Here we go again, on an endless loop of mass murder


We have two separate back-to-back mass shootings to contend with. One in El Paso, Texas where 20 people were killed and more than two dozen injured and the shooter has been captured. The other in Dayton, Ohio where nine people plus the shooter were killed and another 26 injured. The killers both used rapid-fire assault weapons that enabled them to reach this high toll in just minutes.

The shooter in El Paso came to that border town with a significant Hispanic population from a suburb in Dallas and apparently posted a manifesto just before the shooting containing the usual white supremacist, anti-immigrant, tropes, such as that there is a white genocide going on according to a plan being executed by Jews and that white people needed to fight back.

This shooting can be laid squarely at the feet of Donald Trump who has been unrelenting in his demonizing of immigrants and other people of color and his condoning of white supremacists. Beto O’Rourke, who is from El Paso, has not minced his words and rightly blamed ‘racist’ Trump for this attack. Pete Buttigieg said Trump is condoning white nationalism. We will have to see how many others are willing to lay this at his feet.

Mehdi Hasan shows how similar Trump’s rhetoric is to that of white supremacists.

Let’s be clear: in an age of rising domestic terrorism cases — the majority of which are motivated by “white supremacist violence,” according to FBI Director Christopher Wray — Trump is nothing less than a threat to our collective security. More and more commentators now refer, for example, to the phenomenon of “stochastic terrorism” — originally defined by an anonymous blogger back in 2011 as “the use of mass communications to incite random actors to carry out violent or terrorist acts that are statistically predictable but individually unpredictable.”

Sounds pretty Trumpian, right? As I wrote in October: “The president may not be pulling the trigger or planting the bomb, but he is enabling much of the hatred behind those acts. He is giving aid and comfort to angry white men by offering them clear targets — and then failing to fully denounce their violence.”

And as I pointed out on CNN earlier this year, there is a simple way for Trump to distance himself from all this. Give a speech denouncing white nationalism and the violence it has produced. Declare it a threat to national security. Loudly disown those who act in his name.
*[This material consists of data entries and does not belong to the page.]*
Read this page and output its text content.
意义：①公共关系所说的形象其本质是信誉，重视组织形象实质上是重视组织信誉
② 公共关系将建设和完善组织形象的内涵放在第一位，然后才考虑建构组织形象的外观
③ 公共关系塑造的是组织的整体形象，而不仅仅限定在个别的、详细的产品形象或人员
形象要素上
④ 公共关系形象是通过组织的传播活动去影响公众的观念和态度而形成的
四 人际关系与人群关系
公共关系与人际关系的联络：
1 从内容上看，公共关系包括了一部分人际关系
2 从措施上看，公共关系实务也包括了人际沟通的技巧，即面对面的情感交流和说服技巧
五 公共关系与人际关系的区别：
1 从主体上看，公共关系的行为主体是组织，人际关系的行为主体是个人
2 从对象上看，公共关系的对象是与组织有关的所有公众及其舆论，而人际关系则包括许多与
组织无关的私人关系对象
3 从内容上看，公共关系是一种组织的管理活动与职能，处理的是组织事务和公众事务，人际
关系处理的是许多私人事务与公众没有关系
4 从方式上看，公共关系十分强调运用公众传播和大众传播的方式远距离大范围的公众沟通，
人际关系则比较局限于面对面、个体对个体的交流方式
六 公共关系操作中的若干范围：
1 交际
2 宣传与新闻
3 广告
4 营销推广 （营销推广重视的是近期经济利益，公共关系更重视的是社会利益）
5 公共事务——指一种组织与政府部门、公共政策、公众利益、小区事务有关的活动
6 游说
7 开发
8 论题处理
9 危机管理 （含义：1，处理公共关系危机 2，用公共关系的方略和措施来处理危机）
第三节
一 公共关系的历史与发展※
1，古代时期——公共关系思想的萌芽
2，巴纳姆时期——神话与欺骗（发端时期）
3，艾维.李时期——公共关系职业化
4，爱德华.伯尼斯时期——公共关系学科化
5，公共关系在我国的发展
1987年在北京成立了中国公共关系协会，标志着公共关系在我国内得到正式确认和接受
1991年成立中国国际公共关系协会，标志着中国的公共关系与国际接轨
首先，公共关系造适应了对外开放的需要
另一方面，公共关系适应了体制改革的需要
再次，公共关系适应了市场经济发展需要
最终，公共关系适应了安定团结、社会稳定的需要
Tone down the incendiary rhetoric on race, immigration, and Islam.

Trump, however, has done the exact opposite.

How empowering it must be to these white supremacists to think that the president of the United States is sympathetic to their hateful views. But don’t expect any of the top Republicans to do anything, though. From them there will only be calls to ‘not politicize this tragedy’ and that ‘now is a time for healing and not recriminations’, that ‘this is not who we are’, and what we need right now are ‘thoughts and prayers’.

We do not know much yet about the Dayton shooter’s motives and why he chose that time and place. We know that these white supremacists seek, by their individual actions, to inspire others to take similar actions and create some sort of widespread spontaneous revolt. This is not unlike the thinking of ISIS and one wonders when these white supremacists will be inspired to adopt another ISIS tactic, that of the suicide bomb.

Comments

  1. jrkrideau says

    ‘this is not who we are’
    I live next door and it seems that “this is who we are”.

    I am at the point that it is Ho hum, another mass shooting in the USA. Anything interesting on the news?

    Bombing in Kabul, mass shooting in Sioux City. Normal day.

  2. ShowMetheData says

    It actually is a form of suicide bombing
    -- a portion of shooters kill themselves
    -- a portion of shooters get killed by police

    Not many shooters survive their own attacks

  3. anat says

    ShowMetheData @3:

    Not many shooters survive their own attacks

    Oddly, white ones attacking (mostly) non-white people such as the El Paso shooter and Dylan Roof have a higher survival rate.